I’ve always loved people who have the courage of their convictions and I know from tasting his breads in the sandwiches at Farm Collective his product is an outstanding one that is easily recognisable as being world class. He recognises we are in the 21st century but wants to utilise modern technology without sacrificing traditional values and techniques while providing consistency, never an easy task with bread.

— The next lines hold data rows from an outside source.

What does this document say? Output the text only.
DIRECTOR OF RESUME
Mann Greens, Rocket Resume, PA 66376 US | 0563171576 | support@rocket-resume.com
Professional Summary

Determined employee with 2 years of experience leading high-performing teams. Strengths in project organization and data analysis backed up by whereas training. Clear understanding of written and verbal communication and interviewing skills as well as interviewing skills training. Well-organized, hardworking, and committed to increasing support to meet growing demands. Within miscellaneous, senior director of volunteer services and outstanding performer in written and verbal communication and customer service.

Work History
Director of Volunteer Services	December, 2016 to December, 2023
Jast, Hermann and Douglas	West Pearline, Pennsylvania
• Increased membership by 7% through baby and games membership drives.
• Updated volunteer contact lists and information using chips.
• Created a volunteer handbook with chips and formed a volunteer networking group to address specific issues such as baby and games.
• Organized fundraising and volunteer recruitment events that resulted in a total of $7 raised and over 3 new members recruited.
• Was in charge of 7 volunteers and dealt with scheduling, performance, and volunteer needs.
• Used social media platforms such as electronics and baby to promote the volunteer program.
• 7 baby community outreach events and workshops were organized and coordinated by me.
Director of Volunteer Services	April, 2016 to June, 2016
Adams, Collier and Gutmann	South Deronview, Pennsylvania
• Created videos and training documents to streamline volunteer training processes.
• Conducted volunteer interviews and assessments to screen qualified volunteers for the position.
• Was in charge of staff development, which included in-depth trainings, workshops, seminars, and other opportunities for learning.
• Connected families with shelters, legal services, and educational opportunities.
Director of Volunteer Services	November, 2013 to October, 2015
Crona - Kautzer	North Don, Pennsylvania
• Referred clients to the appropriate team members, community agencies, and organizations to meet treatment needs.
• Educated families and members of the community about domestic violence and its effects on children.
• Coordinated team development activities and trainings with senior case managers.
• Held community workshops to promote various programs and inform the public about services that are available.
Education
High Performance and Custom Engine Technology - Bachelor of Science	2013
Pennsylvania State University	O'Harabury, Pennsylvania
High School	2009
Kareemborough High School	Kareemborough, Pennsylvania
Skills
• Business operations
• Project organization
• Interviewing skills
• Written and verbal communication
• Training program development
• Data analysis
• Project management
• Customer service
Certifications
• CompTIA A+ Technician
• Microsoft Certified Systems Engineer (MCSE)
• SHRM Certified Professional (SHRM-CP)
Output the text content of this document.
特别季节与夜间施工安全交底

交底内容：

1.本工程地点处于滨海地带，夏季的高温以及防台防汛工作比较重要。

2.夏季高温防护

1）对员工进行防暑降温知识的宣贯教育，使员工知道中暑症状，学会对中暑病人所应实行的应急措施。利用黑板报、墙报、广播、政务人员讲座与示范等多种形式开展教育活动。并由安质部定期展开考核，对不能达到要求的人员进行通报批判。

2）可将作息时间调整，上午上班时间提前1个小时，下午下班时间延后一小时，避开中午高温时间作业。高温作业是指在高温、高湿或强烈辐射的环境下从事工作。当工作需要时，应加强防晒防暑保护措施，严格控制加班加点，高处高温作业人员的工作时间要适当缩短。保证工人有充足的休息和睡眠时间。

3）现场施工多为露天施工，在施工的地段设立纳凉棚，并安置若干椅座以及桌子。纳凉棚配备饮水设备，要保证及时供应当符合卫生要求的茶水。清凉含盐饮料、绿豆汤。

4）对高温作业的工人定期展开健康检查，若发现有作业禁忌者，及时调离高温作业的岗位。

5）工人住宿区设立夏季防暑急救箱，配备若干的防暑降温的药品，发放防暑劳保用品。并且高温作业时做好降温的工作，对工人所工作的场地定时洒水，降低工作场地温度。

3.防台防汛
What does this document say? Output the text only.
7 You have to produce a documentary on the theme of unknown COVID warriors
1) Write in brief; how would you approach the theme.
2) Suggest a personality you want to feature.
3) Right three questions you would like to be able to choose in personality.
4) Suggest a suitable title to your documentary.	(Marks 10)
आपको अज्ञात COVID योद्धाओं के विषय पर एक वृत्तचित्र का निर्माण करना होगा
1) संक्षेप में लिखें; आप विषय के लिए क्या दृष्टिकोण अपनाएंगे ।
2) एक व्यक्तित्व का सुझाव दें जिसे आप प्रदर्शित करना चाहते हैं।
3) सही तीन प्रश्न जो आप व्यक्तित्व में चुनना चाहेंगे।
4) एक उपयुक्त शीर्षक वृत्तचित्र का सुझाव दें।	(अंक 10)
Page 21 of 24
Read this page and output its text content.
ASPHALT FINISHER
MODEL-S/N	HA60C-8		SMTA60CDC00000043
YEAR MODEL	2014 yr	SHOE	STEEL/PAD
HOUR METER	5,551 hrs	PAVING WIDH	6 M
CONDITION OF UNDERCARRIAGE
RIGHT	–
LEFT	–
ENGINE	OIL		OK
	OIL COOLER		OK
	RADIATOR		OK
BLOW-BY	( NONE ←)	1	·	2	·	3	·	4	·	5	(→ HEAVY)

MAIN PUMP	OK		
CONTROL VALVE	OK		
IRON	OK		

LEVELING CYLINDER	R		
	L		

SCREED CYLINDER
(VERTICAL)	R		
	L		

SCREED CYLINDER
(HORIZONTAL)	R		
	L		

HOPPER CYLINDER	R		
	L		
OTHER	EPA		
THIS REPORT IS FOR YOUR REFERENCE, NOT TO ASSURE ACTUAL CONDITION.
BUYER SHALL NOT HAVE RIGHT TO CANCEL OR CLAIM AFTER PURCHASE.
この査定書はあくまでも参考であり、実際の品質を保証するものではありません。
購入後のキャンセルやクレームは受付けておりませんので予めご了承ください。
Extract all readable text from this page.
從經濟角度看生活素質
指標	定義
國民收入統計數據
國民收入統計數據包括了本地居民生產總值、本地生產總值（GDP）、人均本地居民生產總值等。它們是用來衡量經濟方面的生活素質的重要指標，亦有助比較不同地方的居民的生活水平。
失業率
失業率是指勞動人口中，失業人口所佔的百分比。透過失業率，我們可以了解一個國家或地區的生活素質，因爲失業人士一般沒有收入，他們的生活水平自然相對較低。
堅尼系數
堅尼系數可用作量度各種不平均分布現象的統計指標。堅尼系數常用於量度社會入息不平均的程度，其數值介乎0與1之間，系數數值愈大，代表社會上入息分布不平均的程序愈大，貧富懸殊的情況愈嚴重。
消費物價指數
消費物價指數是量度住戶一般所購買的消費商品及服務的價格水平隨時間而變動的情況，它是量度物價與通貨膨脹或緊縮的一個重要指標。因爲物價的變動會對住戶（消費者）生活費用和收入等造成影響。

Two years ago Edmund retired but Flourish still goes from strength to strength. Now with over 150 customers, the portfolio of products is as simple today as it’s always been. 3,000 sq ft producing up to 300 products, 24 hrs a day, with 20 doughs made from a variety of wild starters. Only four main ingredients are used: flour, salt, yeast and water, yet by changing the percentages and the fermentation process this gives dramatically different results. Danish pastries and croissants that melt in the mouth, breads with crusts that crack like icy snow when you first walk on it. No weird inclusions, no mad ingredients, nothing short of plain and simple.

Paul walks me round the bakery and everyone is cheerfully making pastries and rolls by hand. I watch a three metre roll of pain au raisin being made like an art form; one of those things that looks absurdly easy but impossible if you try it without the wealth of experience these bakers have.

I see miniature brioche burger buns, English muffins, sheets of croissant dough being made with massive slabs of butter the size of street paving stones, racks of delicious breads everywhere I look, made from the selection of ten flours from four countries: English, Canadian, Polish and French. Everyone busy rolling and cutting and egg washing doughs.

Paul drives me to the tube in one of the delivery vans and by my side I have a big bag of warm bread. I have a yeast free Pain Rustique, known for its long fermentation and open texture, a wonderful classic white bloomer and a granary bloomer, with what I later find out has a malty, buttery taste as it’s made with black treacle for a richer flavour. Then there are the fruit Danishes made with apricots and pears and apple.

On the way I have to ask him what he thinks is the secret of his success, what is his USP when his product portfolio is so plain and simple? He answers immediately, without the slightest hesitation. What he does he does ‘well, properly, with flexibility, reliability, quality, and good service’. Now doesn’t that sound insanely easy to copy. And I’m off down the escalator like a rabbit into the tube to start eating my pastries on the way home.